No gut microflora disruption, says Innodal

Some research has suggested that nisin, also a bacteriocin, may disrupt the gut microbiome when used as a natural preservative. However, Dallaire said that this was not a concern for Inneo, owing to its strain-specific mode of action.

“Compared to nisin, Inneo has a different mode of action. The mechanism we are using is effective against listeria but not against other pathogens. If you try and target too broad a spectrum of effect, that is when you push resistance; you push the microbiome to develop resistance against your tool.”
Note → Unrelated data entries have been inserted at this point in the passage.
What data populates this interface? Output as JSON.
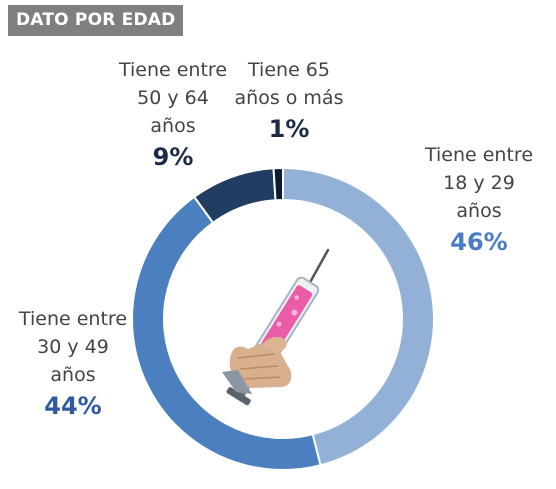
{
  "header": {
    "title": "DATO POR EDAD"
  },
  "colors": {
    "header_bg": "#7f7f7f",
    "slice_18_29": "#93b1d6",
    "slice_30_49": "#4c7fbf",
    "slice_50_64": "#223c62",
    "slice_65_plus": "#0d1b30",
    "pct_light_blue": "#4a7cc4",
    "pct_mid_blue": "#2d5aa0",
    "pct_dark": "#1c2c48"
  },
  "icons": {
    "center": "syringe-hand-icon"
  },
  "chart_data": {
    "type": "pie",
    "categories": [
      "Tiene entre 18 y 29 años",
      "Tiene entre 30 y 49 años",
      "Tiene entre 50 y 64 años",
      "Tiene 65 años o más"
    ],
    "values": [
      46,
      44,
      9,
      1
    ],
    "value_labels": [
      "46%",
      "44%",
      "9%",
      "1%"
    ],
    "title": "DATO POR EDAD",
    "labels": {
      "s18_29": {
        "l1": "Tiene entre",
        "l2": "18 y 29",
        "l3": "años",
        "pct": "46%"
      },
      "s30_49": {
        "l1": "Tiene entre",
        "l2": "30 y 49",
        "l3": "años",
        "pct": "44%"
      },
      "s50_64": {
        "l1": "Tiene entre",
        "l2": "50 y 64",
        "l3": "años",
        "pct": "9%"
      },
      "s65": {
        "l1": "Tiene 65",
        "l2": "años o más",
        "pct": "1%"
      }
    }
  }
}
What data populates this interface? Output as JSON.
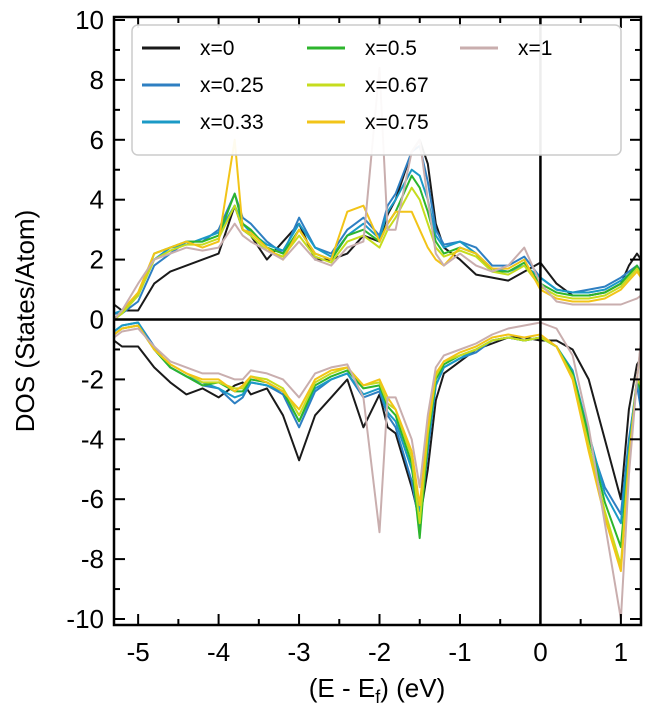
{
  "chart_data": {
    "type": "line",
    "xlabel": "(E - E_f) (eV)",
    "ylabel": "DOS (States/Atom)",
    "xlim": [
      -5.3,
      1.25
    ],
    "ylim": [
      -10.2,
      10.1
    ],
    "x_ticks": [
      -5,
      -4,
      -3,
      -2,
      -1,
      0,
      1
    ],
    "y_ticks": [
      10,
      8,
      6,
      4,
      2,
      0,
      -2,
      -4,
      -6,
      -8,
      -10
    ],
    "x_tick_labels": [
      "-5",
      "-4",
      "-3",
      "-2",
      "-1",
      "0",
      "1"
    ],
    "y_tick_labels": [
      "10",
      "8",
      "6",
      "4",
      "2",
      "0",
      "-2",
      "-4",
      "-6",
      "-8",
      "-10"
    ],
    "grid": false,
    "reference_lines": {
      "horizontal_y": 0,
      "vertical_x": 0
    },
    "legend": {
      "placement": "top",
      "columns": 3,
      "entries": [
        "x=0",
        "x=0.25",
        "x=0.33",
        "x=0.5",
        "x=0.67",
        "x=0.75",
        "x=1"
      ]
    },
    "x": [
      -5.3,
      -5.2,
      -5.0,
      -4.8,
      -4.6,
      -4.4,
      -4.2,
      -4.0,
      -3.8,
      -3.7,
      -3.6,
      -3.4,
      -3.2,
      -3.0,
      -2.8,
      -2.6,
      -2.4,
      -2.2,
      -2.0,
      -1.9,
      -1.8,
      -1.6,
      -1.5,
      -1.4,
      -1.3,
      -1.2,
      -1.0,
      -0.8,
      -0.6,
      -0.4,
      -0.2,
      0.0,
      0.2,
      0.4,
      0.6,
      0.8,
      1.0,
      1.1,
      1.2,
      1.25
    ],
    "series": [
      {
        "name": "x=0",
        "color": "#1a1a1a",
        "up": [
          0.5,
          0.3,
          0.3,
          1.2,
          1.6,
          1.8,
          2.0,
          2.2,
          3.8,
          3.0,
          2.8,
          2.0,
          2.6,
          3.2,
          2.0,
          2.0,
          2.2,
          2.8,
          2.6,
          3.5,
          4.0,
          5.6,
          6.0,
          5.2,
          3.2,
          2.4,
          2.0,
          1.5,
          1.4,
          1.3,
          1.6,
          1.9,
          1.2,
          0.8,
          0.8,
          0.9,
          1.2,
          1.8,
          2.2,
          2.0
        ],
        "down": [
          -0.7,
          -0.9,
          -0.9,
          -1.6,
          -2.1,
          -2.5,
          -2.3,
          -2.6,
          -2.2,
          -2.1,
          -2.5,
          -2.3,
          -3.2,
          -4.7,
          -3.2,
          -2.6,
          -2.0,
          -3.6,
          -2.5,
          -3.6,
          -3.8,
          -5.6,
          -6.7,
          -5.0,
          -2.7,
          -1.8,
          -1.4,
          -1.0,
          -0.8,
          -0.6,
          -0.6,
          -0.7,
          -0.7,
          -1.0,
          -2.0,
          -4.0,
          -6.0,
          -3.0,
          -1.5,
          -1.3
        ]
      },
      {
        "name": "x=0.25",
        "color": "#2e7fc2",
        "up": [
          0.2,
          0.2,
          0.6,
          1.8,
          2.2,
          2.6,
          2.6,
          3.0,
          4.2,
          3.4,
          3.2,
          2.6,
          2.2,
          3.4,
          2.4,
          2.2,
          3.0,
          3.4,
          2.8,
          3.8,
          4.2,
          5.6,
          5.8,
          4.6,
          3.0,
          2.5,
          2.6,
          2.4,
          1.8,
          1.8,
          2.1,
          1.4,
          1.0,
          0.9,
          1.0,
          1.1,
          1.4,
          1.6,
          1.8,
          1.6
        ],
        "down": [
          -0.4,
          -0.2,
          -0.1,
          -0.9,
          -1.6,
          -1.9,
          -2.2,
          -2.3,
          -2.8,
          -2.6,
          -2.1,
          -2.2,
          -2.5,
          -3.6,
          -2.4,
          -2.0,
          -1.8,
          -2.6,
          -2.4,
          -3.2,
          -3.6,
          -5.4,
          -6.9,
          -4.4,
          -2.2,
          -1.6,
          -1.3,
          -1.1,
          -0.7,
          -0.6,
          -0.7,
          -0.6,
          -0.9,
          -1.8,
          -4.0,
          -5.6,
          -6.5,
          -4.0,
          -2.2,
          -3.0
        ]
      },
      {
        "name": "x=0.33",
        "color": "#1b9ac6",
        "up": [
          0.2,
          0.3,
          0.8,
          2.0,
          2.4,
          2.5,
          2.7,
          2.9,
          3.8,
          3.2,
          2.9,
          2.5,
          2.3,
          3.2,
          2.4,
          2.1,
          2.8,
          3.2,
          2.7,
          3.6,
          4.0,
          5.0,
          4.8,
          4.0,
          2.8,
          2.4,
          2.6,
          2.2,
          1.7,
          1.6,
          1.8,
          1.4,
          1.0,
          0.9,
          0.9,
          1.0,
          1.3,
          1.5,
          1.7,
          1.6
        ],
        "down": [
          -0.4,
          -0.2,
          -0.1,
          -1.0,
          -1.6,
          -1.9,
          -2.1,
          -2.3,
          -2.6,
          -2.5,
          -2.1,
          -2.2,
          -2.4,
          -3.4,
          -2.3,
          -2.0,
          -1.8,
          -2.5,
          -2.3,
          -3.1,
          -3.4,
          -5.0,
          -6.4,
          -4.2,
          -2.2,
          -1.6,
          -1.3,
          -1.0,
          -0.7,
          -0.6,
          -0.7,
          -0.6,
          -0.9,
          -1.7,
          -3.8,
          -5.8,
          -6.8,
          -4.2,
          -2.0,
          -2.6
        ]
      },
      {
        "name": "x=0.5",
        "color": "#2db52d",
        "up": [
          0.0,
          0.2,
          0.8,
          2.2,
          2.4,
          2.6,
          2.6,
          2.8,
          4.2,
          3.2,
          3.0,
          2.4,
          2.2,
          3.0,
          2.2,
          2.0,
          2.8,
          3.0,
          2.6,
          3.2,
          3.6,
          4.8,
          4.4,
          3.6,
          2.6,
          2.2,
          2.4,
          2.2,
          1.6,
          1.6,
          1.9,
          1.2,
          0.9,
          0.8,
          0.8,
          0.9,
          1.2,
          1.5,
          1.8,
          1.5
        ],
        "down": [
          -0.5,
          -0.3,
          -0.2,
          -1.0,
          -1.6,
          -1.9,
          -2.2,
          -2.1,
          -2.4,
          -2.4,
          -2.0,
          -2.1,
          -2.4,
          -3.4,
          -2.2,
          -1.9,
          -1.7,
          -2.3,
          -2.2,
          -2.9,
          -3.2,
          -4.8,
          -7.3,
          -4.0,
          -2.0,
          -1.5,
          -1.2,
          -1.0,
          -0.7,
          -0.6,
          -0.7,
          -0.6,
          -0.9,
          -1.8,
          -3.9,
          -6.1,
          -7.6,
          -4.5,
          -2.0,
          -2.4
        ]
      },
      {
        "name": "x=0.67",
        "color": "#c6dc1e",
        "up": [
          0.0,
          0.2,
          0.8,
          2.0,
          2.3,
          2.5,
          2.5,
          2.7,
          3.8,
          3.0,
          2.8,
          2.3,
          2.1,
          2.8,
          2.1,
          1.9,
          2.6,
          2.8,
          2.4,
          3.0,
          3.4,
          4.4,
          4.0,
          3.2,
          2.4,
          2.1,
          2.3,
          2.1,
          1.6,
          1.5,
          1.8,
          1.1,
          0.8,
          0.7,
          0.7,
          0.8,
          1.1,
          1.4,
          1.7,
          1.5
        ],
        "down": [
          -0.5,
          -0.3,
          -0.2,
          -1.0,
          -1.5,
          -1.8,
          -2.1,
          -2.1,
          -2.3,
          -2.3,
          -1.9,
          -2.0,
          -2.3,
          -3.2,
          -2.1,
          -1.8,
          -1.6,
          -2.2,
          -2.1,
          -2.8,
          -3.0,
          -4.6,
          -6.8,
          -3.8,
          -1.9,
          -1.4,
          -1.2,
          -1.0,
          -0.7,
          -0.6,
          -0.7,
          -0.6,
          -0.9,
          -1.9,
          -4.2,
          -6.4,
          -8.2,
          -4.6,
          -2.0,
          -2.2
        ]
      },
      {
        "name": "x=0.75",
        "color": "#f2c418",
        "up": [
          0.0,
          0.3,
          0.9,
          2.2,
          2.4,
          2.6,
          2.4,
          2.6,
          6.0,
          3.0,
          2.9,
          2.4,
          2.0,
          3.0,
          2.2,
          2.0,
          3.6,
          3.8,
          2.6,
          3.2,
          3.6,
          3.6,
          3.0,
          2.4,
          2.0,
          1.8,
          2.4,
          2.2,
          1.7,
          1.7,
          2.0,
          1.0,
          0.7,
          0.6,
          0.6,
          0.7,
          1.0,
          1.3,
          1.6,
          1.4
        ],
        "down": [
          -0.5,
          -0.3,
          -0.2,
          -1.0,
          -1.5,
          -1.8,
          -2.0,
          -2.0,
          -2.4,
          -2.2,
          -1.9,
          -2.1,
          -2.4,
          -3.0,
          -2.0,
          -1.7,
          -1.6,
          -2.2,
          -2.0,
          -2.6,
          -3.0,
          -4.4,
          -6.2,
          -3.6,
          -1.8,
          -1.4,
          -1.1,
          -0.9,
          -0.6,
          -0.5,
          -0.6,
          -0.5,
          -0.9,
          -2.0,
          -4.4,
          -6.6,
          -8.4,
          -4.8,
          -2.0,
          -0.8
        ]
      },
      {
        "name": "x=1",
        "color": "#c9aeae",
        "up": [
          0.0,
          0.3,
          1.2,
          2.0,
          2.2,
          2.4,
          2.3,
          2.4,
          3.2,
          2.8,
          2.6,
          2.3,
          2.0,
          2.6,
          2.0,
          1.8,
          2.4,
          2.6,
          8.4,
          3.0,
          3.0,
          5.6,
          6.0,
          4.0,
          2.2,
          1.8,
          2.2,
          1.8,
          1.6,
          1.8,
          2.4,
          1.2,
          0.6,
          0.5,
          0.5,
          0.5,
          0.5,
          0.6,
          0.7,
          0.8
        ],
        "down": [
          -0.6,
          -0.4,
          -0.3,
          -0.9,
          -1.4,
          -1.6,
          -1.8,
          -1.8,
          -2.0,
          -2.0,
          -1.7,
          -1.8,
          -2.0,
          -2.6,
          -1.8,
          -1.6,
          -1.5,
          -2.6,
          -7.1,
          -2.6,
          -2.6,
          -4.0,
          -5.6,
          -3.2,
          -1.6,
          -1.2,
          -1.0,
          -0.8,
          -0.5,
          -0.3,
          -0.2,
          -0.1,
          -0.3,
          -1.2,
          -3.6,
          -6.8,
          -10.0,
          -5.2,
          -2.0,
          -0.7
        ]
      }
    ]
  }
}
He added that impurity is another issue with nisin that could be causing disruption in the gut.

“When companies buy nisin, a lot of the time what they are actually buying is 5% nisin and a bunch of something else, including salts and fermentation byproducts. Our product contains 100% bacteria, nothing else, so there is no risk of any side effects being caused by other products that we are not aware of and can’t control.”

Companies across Canada are already using Inneo, with usage most prevalent in the seafood sector.

“For these manufacturers, Inneo is a tool that is helping them to export worldwide,” said Dallaire.

Seeking regulatory approval in other markets

In term of authorisation in other markets, Inneo’s approval status is pending.

“We’re in the final stage and are hoping to have [generally recognised as safe] GRAS approval by August. This will be a major milestone as it will allow us access to all the Americas,” said Dallaire.

He confirmed that Innodal would be targeting EU approval for 2026.

Whilst the majority of Innodal’s customers are in the seafood sector, Inneo is also in commercial use for treating ready-to-eat products such as smoothies, pesto sauces, and sliced apples, where there is a risk of listeria contamination.

Innodal is also looking to commercialise a bacteriocin solution against salmonella and to move into other industries.

“It is going to be really interesting to see it develop in different fields because there’s bacteria everywhere, so there is potential everywhere,” said Dallaire.